Nesse sentido, podemos citar vários pontos da reforma litúrgica que tiveram por objetivo justamente fomentar a participação consciente dos fiéis na Missa: os cantos, as respostas ao salmo e as aclamações ao Evangelho, as procissões das ofertas, uma maior gama de momentos com posturas corporais prescritas (estar de pé, sentado ou de joelhos), entre outros pontos. Quanto à linguagem, e considerando que grande parte dos fiéis não possuía um domínio suficiente da língua latina, concedeu-se um “lugar conveniente” à língua vernácula (no Brasil, o português), “especialmente nas leituras e homilias, em algumas orações e cantos” (n. 36, §§ 1 e 2 e n.54).

No entanto, nos anos que se seguiram ao Concílio, e apesar dos louváveis esforços de implementação de suas diretrizes vindos de muitas partes, não faltaram também abusos e infidelidades à direção dada pelos padres conciliares – e todos os papas pós-conciliares lamentaram este fato. São Paulo VI condenava a atuação de “quem aproveita da reforma para se entregar a experimentações arbitrárias” (Audiência Geral de 22/08/1973); São João Paulo II lamentava que, “infelizmente, por um ambíguo sentido de criatividade e adaptação, não faltaram abusos, que foram motivo de sofrimento para muitos”, e fazia “um veemente apelo para que as normas litúrgicas sejam observadas, com grande fidelidade, na celebração eucarística” (encíclica Ecclesia de Eucharistia, n. 52); Bento XVI advertia que, nos anos pós-conciliares, “em muitos lugares as celebrações não eram fiéis às normas do novo Missal – pelo contrário, este era interpretado como se tivesse autorizado ou mesmo exigido criatividade, o que frequentemente levou a deformações da liturgia que eram difíceis de tolerar” (Carta aos bispos por ocasião da publicação do motu próprio Summorum Pontificum); e o Papa Francisco, citando justamente este mesmo trecho de seu predecessor, pediu aos bispos do mundo inteiro que sejam “vigilantes para garantir que toda liturgia seja celebrada com decoro e fidelidade aos livros litúrgicos” (Carta aos bispos por ocasião da publicação do motu proprio Traditionis Custodes), esclarecendo ainda que “todos os aspectos do celebrar devem ser cuidados (espaço, tempo, gestos, palavras, objetos, vestes, canto, música…) e todas as rubricas devem ser observadas” (carta apostólica Desiderio Desideravi, de 29/06/22).

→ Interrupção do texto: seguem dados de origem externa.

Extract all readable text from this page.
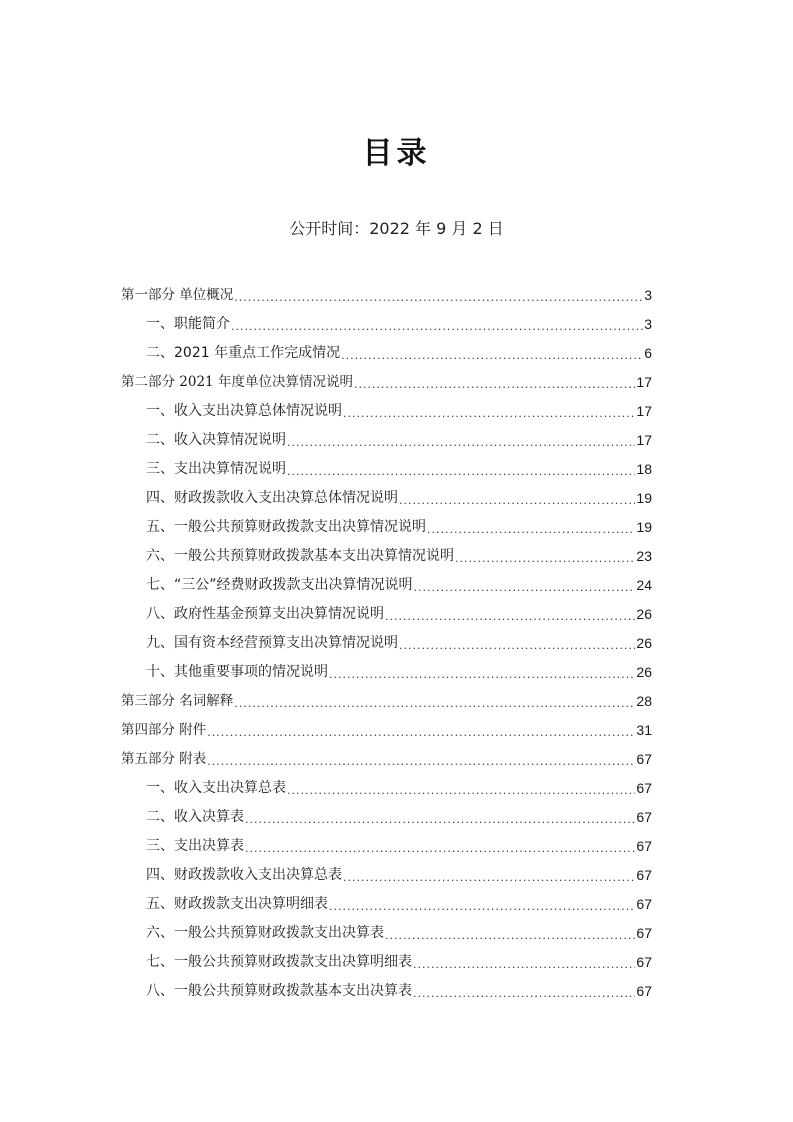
目录
公开时间：2022 年 9 月 2 日
第一部分 单位概况 .....	3
一、职能简介 .....	3
二、2021 年重点工作完成情况 .....	6
第二部分 2021 年度单位决算情况说明 .....	17
一、收入支出决算总体情况说明 .....	17
二、收入决算情况说明 .....	17
三、支出决算情况说明 .....	18
四、财政拨款收入支出决算总体情况说明 .....	19
五、一般公共预算财政拨款支出决算情况说明 .....	19
六、一般公共预算财政拨款基本支出决算情况说明 .....	23
七、“三公”经费财政拨款支出决算情况说明 .....	24
八、政府性基金预算支出决算情况说明 .....	26
九、国有资本经营预算支出决算情况说明 .....	26
十、其他重要事项的情况说明 .....	26
第三部分 名词解释 .....	28
第四部分 附件 .....	31
第五部分 附表 .....	67
一、收入支出决算总表 .....	67
二、收入决算表 .....	67
三、支出决算表 .....	67
四、财政拨款收入支出决算总表 .....	67
五、财政拨款支出决算明细表 .....	67
六、一般公共预算财政拨款支出决算表 .....	67
七、一般公共预算财政拨款支出决算明细表 .....	67
八、一般公共预算财政拨款基本支出决算表 .....	67
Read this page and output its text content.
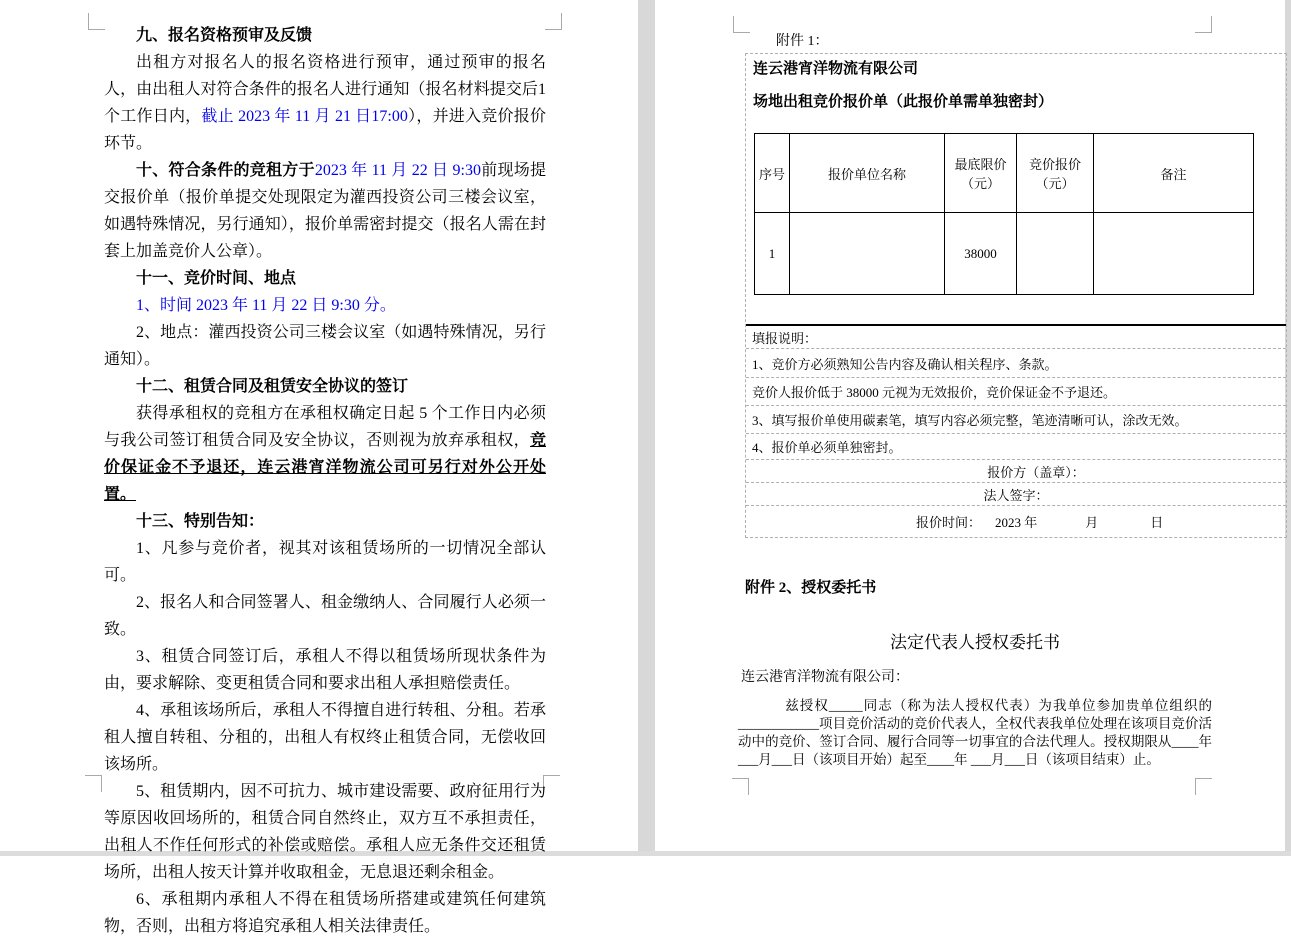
九、报名资格预审及反馈

出租方对报名人的报名资格进行预审，通过预审的报名人，由出租人对符合条件的报名人进行通知（报名材料提交后1 个工作日内，截止 2023 年 11 月 21 日17:00），并进入竞价报价环节。

十、符合条件的竞租方于2023 年 11 月 22 日 9:30前现场提交报价单（报价单提交处现限定为灌西投资公司三楼会议室，如遇特殊情况，另行通知），报价单需密封提交（报名人需在封套上加盖竞价人公章）。

十一、竞价时间、地点

1、时间 2023 年 11 月 22 日 9:30 分。

2、地点：灌西投资公司三楼会议室（如遇特殊情况，另行通知）。

十二、租赁合同及租赁安全协议的签订

获得承租权的竞租方在承租权确定日起 5 个工作日内必须与我公司签订租赁合同及安全协议，否则视为放弃承租权，竞价保证金不予退还，连云港宵洋物流公司可另行对外公开处置。

十三、特别告知：

1、凡参与竞价者，视其对该租赁场所的一切情况全部认可。

2、报名人和合同签署人、租金缴纳人、合同履行人必须一致。

3、租赁合同签订后，承租人不得以租赁场所现状条件为由，要求解除、变更租赁合同和要求出租人承担赔偿责任。

4、承租该场所后，承租人不得擅自进行转租、分租。若承租人擅自转租、分租的，出租人有权终止租赁合同，无偿收回该场所。

5、租赁期内，因不可抗力、城市建设需要、政府征用行为等原因收回场所的，租赁合同自然终止，双方互不承担责任，出租人不作任何形式的补偿或赔偿。承租人应无条件交还租赁场所，出租人按天计算并收取租金，无息退还剩余租金。

6、承租期内承租人不得在租赁场所搭建或建筑任何建筑物，否则，出租方将追究承租人相关法律责任。

附件 1：

连云港宵洋物流有限公司

场地出租竞价报价单（此报价单需单独密封）

序号	报价单位名称	最底限价（元）	竞价报价（元）	备注
1		38000		
填报说明：
1、竞价方必须熟知公告内容及确认相关程序、条款。
竞价人报价低于 38000 元视为无效报价，竞价保证金不予退还。
3、填写报价单使用碳素笔，填写内容必须完整，笔迹清晰可认，涂改无效。
4、报价单必须单独密封。
报价方（盖章）：
法人签字：
报价时间： 2023 年	月	日
附件 2、授权委托书
法定代表人授权委托书
连云港宵洋物流有限公司：
兹授权_____同志（称为法人授权代表）为我单位参加贵单位组织的____________项目竞价活动的竞价代表人，全权代表我单位处理在该项目竞价活动中的竞价、签订合同、履行合同等一切事宜的合法代理人。授权期限从____年___月___日（该项目开始）起至____年 ___月___日（该项目结束）止。
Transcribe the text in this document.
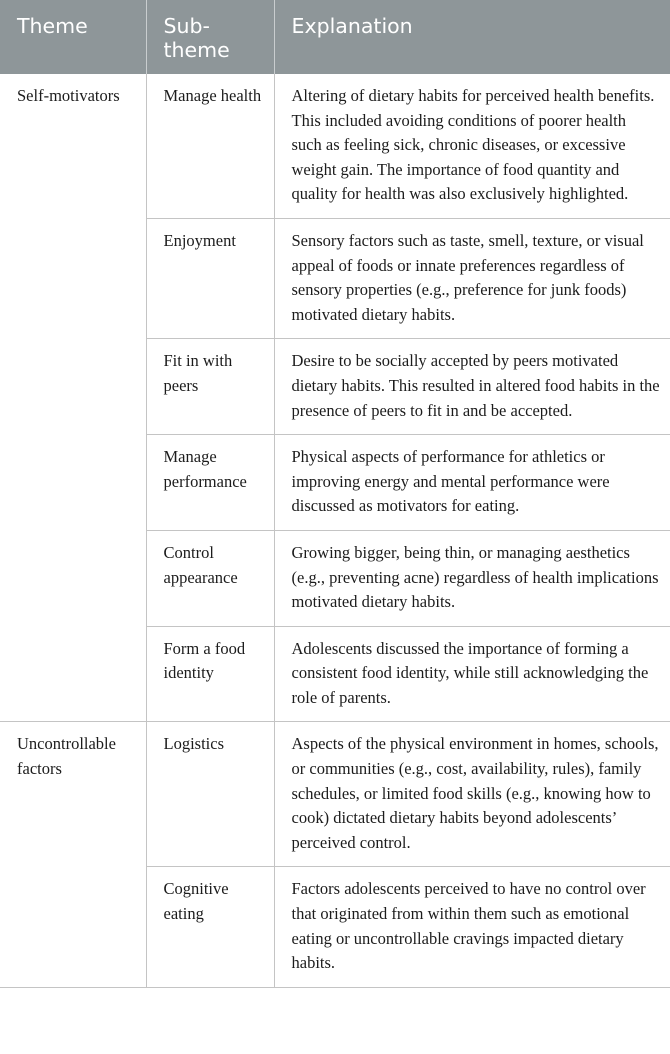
Theme	Sub-theme	Explanation
Self-motivators	Manage health	Altering of dietary habits for perceived health benefits. This included avoiding conditions of poorer health such as feeling sick, chronic diseases, or excessive weight gain. The importance of food quantity and quality for health was also exclusively highlighted.
	Enjoyment	Sensory factors such as taste, smell, texture, or visual appeal of foods or innate preferences regardless of sensory properties (e.g., preference for junk foods) motivated dietary habits.
	Fit in with peers	Desire to be socially accepted by peers motivated dietary habits. This resulted in altered food habits in the presence of peers to fit in and be accepted.
	Manage performance	Physical aspects of performance for athletics or improving energy and mental performance were discussed as motivators for eating.
	Control appearance	Growing bigger, being thin, or managing aesthetics (e.g., preventing acne) regardless of health implications motivated dietary habits.
	Form a food identity	Adolescents discussed the importance of forming a consistent food identity, while still acknowledging the role of parents.
Uncontrollable factors	Logistics	Aspects of the physical environment in homes, schools, or communities (e.g., cost, availability, rules), family schedules, or limited food skills (e.g., knowing how to cook) dictated dietary habits beyond adolescents’ perceived control.
	Cognitive eating	Factors adolescents perceived to have no control over that originated from within them such as emotional eating or uncontrollable cravings impacted dietary habits.
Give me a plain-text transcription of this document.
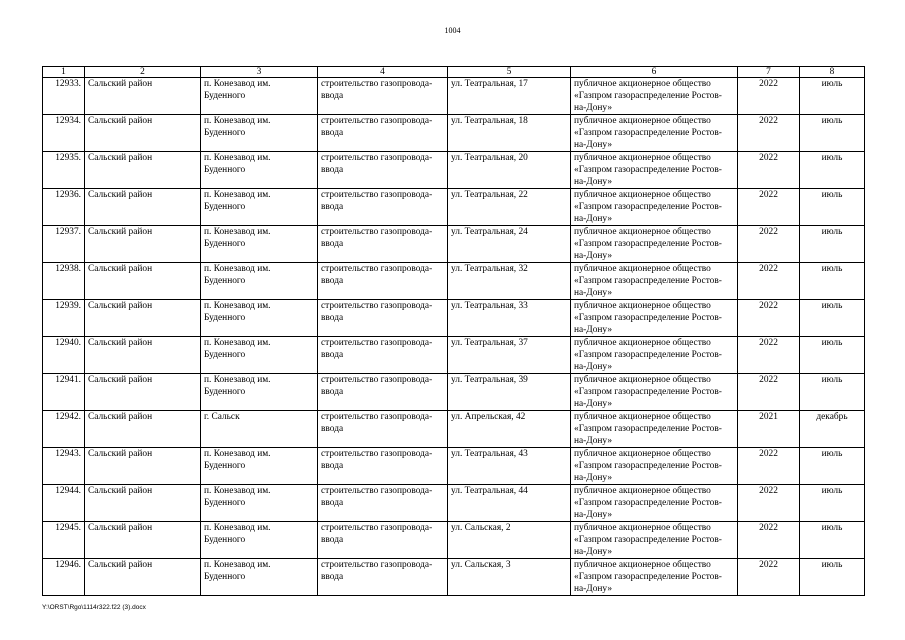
1004
1	2	3	4	5	6	7	8
12933.	Сальский район	п. Конезавод им. Буденного	строительство газопровода-ввода	ул. Театральная, 17	публичное акционерное общество «Газпром газораспределение Ростов-на-Дону»	2022	июль
12934.	Сальский район	п. Конезавод им. Буденного	строительство газопровода-ввода	ул. Театральная, 18	публичное акционерное общество «Газпром газораспределение Ростов-на-Дону»	2022	июль
12935.	Сальский район	п. Конезавод им. Буденного	строительство газопровода-ввода	ул. Театральная, 20	публичное акционерное общество «Газпром газораспределение Ростов-на-Дону»	2022	июль
12936.	Сальский район	п. Конезавод им. Буденного	строительство газопровода-ввода	ул. Театральная, 22	публичное акционерное общество «Газпром газораспределение Ростов-на-Дону»	2022	июль
12937.	Сальский район	п. Конезавод им. Буденного	строительство газопровода-ввода	ул. Театральная, 24	публичное акционерное общество «Газпром газораспределение Ростов-на-Дону»	2022	июль
12938.	Сальский район	п. Конезавод им. Буденного	строительство газопровода-ввода	ул. Театральная, 32	публичное акционерное общество «Газпром газораспределение Ростов-на-Дону»	2022	июль
12939.	Сальский район	п. Конезавод им. Буденного	строительство газопровода-ввода	ул. Театральная, 33	публичное акционерное общество «Газпром газораспределение Ростов-на-Дону»	2022	июль
12940.	Сальский район	п. Конезавод им. Буденного	строительство газопровода-ввода	ул. Театральная, 37	публичное акционерное общество «Газпром газораспределение Ростов-на-Дону»	2022	июль
12941.	Сальский район	п. Конезавод им. Буденного	строительство газопровода-ввода	ул. Театральная, 39	публичное акционерное общество «Газпром газораспределение Ростов-на-Дону»	2022	июль
12942.	Сальский район	г. Сальск	строительство газопровода-ввода	ул. Апрельская, 42	публичное акционерное общество «Газпром газораспределение Ростов-на-Дону»	2021	декабрь
12943.	Сальский район	п. Конезавод им. Буденного	строительство газопровода-ввода	ул. Театральная, 43	публичное акционерное общество «Газпром газораспределение Ростов-на-Дону»	2022	июль
12944.	Сальский район	п. Конезавод им. Буденного	строительство газопровода-ввода	ул. Театральная, 44	публичное акционерное общество «Газпром газораспределение Ростов-на-Дону»	2022	июль
12945.	Сальский район	п. Конезавод им. Буденного	строительство газопровода-ввода	ул. Сальская, 2	публичное акционерное общество «Газпром газораспределение Ростов-на-Дону»	2022	июль
12946.	Сальский район	п. Конезавод им. Буденного	строительство газопровода-ввода	ул. Сальская, 3	публичное акционерное общество «Газпром газораспределение Ростов-на-Дону»	2022	июль
Y:\ORST\Rgo\1114r322.f22 (3).docx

Cabe a cada um de nós buscar conhecer as normas e o sentido de cada parte da Missa: para isso, existe um documento oficial da Igreja, chamado Instrução Geral do Missal Romano, que vem no começo de cada Missal, e pode também ser encontrado em separata. Busquemos conhecê-lo e sejamos-lhe fiéis, em obediência ao que pede o Vaticano II e todos os papas pós-conciliares.